Because most men don’t do inner work (largely because their conditioning won’t allow it), it can be assumed that most men have a hurt little boy inside who often runs the show, specifically in relationships.
By growing ourselves up, we can begin to meet the demands of our life from a place of maturity and responsibility. Rather than shaming each other into "manning up" we simply grow our fragmented self up, one step at a time.
Also, if this is a bad thing: "Instead most men are a slave to their gender’s expectations of success—house, cars, high paying jobs, marriage and kids," why is the author worried that men have decided that they don't need relationships or high-paying jobs to be happy? Why, indeed, is the author hopping on Zimbardo's band wagon to force men further towards being marriage-material and having kids? If the author wants men to be free of their gender's expectations, shouldn't he be cheering for men who have managed to find happiness without subjugating themselves to society's expectations of success? Apparently, they should still pursue relationships, succeed and in general, act exactly like men did before, but, I guess, while also being in touch with their feminine side?

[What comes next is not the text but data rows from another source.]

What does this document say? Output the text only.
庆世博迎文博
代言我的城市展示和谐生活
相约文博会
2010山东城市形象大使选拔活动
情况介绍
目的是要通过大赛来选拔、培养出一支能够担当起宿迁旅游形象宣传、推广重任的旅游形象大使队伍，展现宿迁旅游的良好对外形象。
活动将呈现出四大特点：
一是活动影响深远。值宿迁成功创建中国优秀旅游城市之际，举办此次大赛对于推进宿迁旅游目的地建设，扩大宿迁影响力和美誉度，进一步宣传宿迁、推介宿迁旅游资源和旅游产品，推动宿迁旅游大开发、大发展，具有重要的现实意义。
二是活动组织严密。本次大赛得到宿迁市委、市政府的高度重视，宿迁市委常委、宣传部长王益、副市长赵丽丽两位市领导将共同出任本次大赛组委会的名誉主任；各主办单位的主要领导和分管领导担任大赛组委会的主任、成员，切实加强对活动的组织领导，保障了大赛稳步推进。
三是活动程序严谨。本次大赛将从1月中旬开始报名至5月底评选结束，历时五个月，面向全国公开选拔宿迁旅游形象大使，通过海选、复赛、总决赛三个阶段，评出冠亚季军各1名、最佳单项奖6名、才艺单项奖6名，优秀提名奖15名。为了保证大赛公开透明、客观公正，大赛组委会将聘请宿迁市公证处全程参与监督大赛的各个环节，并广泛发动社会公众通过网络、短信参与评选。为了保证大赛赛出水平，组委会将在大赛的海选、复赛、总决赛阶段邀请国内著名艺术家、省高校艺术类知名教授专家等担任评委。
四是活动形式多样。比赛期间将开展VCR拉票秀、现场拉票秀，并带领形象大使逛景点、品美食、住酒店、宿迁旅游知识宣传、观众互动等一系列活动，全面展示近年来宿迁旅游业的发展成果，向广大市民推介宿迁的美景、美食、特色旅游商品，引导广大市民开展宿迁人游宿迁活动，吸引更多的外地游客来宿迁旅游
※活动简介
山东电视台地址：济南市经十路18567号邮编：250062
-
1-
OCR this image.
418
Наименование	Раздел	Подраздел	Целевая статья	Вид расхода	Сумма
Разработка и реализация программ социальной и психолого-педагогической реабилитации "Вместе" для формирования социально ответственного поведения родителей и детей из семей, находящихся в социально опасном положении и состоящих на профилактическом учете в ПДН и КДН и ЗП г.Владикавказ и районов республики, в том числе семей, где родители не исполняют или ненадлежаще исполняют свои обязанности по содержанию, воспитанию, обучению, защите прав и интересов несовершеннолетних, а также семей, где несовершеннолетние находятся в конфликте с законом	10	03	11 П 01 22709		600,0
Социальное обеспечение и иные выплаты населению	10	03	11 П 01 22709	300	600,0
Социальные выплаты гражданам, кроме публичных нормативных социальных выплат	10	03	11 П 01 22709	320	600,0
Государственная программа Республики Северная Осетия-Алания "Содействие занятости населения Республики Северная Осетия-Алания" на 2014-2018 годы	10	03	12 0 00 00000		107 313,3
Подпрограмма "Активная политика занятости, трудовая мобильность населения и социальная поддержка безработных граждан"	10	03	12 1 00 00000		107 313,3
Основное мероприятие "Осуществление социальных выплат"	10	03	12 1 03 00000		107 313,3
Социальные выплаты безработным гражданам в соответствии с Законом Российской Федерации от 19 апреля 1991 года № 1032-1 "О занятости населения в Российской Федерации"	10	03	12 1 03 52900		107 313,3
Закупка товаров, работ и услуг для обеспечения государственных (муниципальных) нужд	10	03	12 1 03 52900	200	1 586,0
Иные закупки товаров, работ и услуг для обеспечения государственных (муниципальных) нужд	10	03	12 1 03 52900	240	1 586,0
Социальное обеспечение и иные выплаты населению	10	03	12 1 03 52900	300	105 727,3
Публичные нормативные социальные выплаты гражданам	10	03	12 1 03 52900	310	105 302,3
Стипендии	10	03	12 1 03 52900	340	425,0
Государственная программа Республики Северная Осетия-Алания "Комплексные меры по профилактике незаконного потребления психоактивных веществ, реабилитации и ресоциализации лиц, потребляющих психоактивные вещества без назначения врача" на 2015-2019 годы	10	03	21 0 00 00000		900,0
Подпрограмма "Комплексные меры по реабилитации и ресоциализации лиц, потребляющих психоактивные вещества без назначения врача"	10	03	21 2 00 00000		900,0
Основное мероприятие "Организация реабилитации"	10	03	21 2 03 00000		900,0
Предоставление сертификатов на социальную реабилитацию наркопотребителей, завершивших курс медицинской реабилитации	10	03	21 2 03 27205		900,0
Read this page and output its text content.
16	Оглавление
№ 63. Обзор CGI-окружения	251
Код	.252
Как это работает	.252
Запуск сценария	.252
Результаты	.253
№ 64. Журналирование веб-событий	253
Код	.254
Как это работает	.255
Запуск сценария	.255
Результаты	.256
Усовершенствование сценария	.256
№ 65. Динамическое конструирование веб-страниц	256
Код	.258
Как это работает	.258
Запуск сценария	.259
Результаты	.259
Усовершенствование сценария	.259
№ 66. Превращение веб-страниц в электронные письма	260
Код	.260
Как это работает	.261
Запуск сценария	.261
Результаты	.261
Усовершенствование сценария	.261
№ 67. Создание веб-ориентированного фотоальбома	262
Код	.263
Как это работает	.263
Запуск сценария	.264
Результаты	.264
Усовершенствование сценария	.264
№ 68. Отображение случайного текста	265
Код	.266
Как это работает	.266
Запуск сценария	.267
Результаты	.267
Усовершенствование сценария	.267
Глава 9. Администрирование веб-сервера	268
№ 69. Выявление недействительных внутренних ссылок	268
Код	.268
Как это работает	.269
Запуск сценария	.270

The author concludes: "For brave men who want to be in control of their life, the path will be to transcend the gender box and dismantle their conditioning. This is (the) path to more and more personal choice and freedom." There's that word brave again! I thought we weren't supposed to teach boys to be brave? That it was just like teaching them not to be gay! Or is the author not linking his various points together mentally, and just hopping from one place to another? But, hopping bravely!
Eventually, I promise, we'll do more history!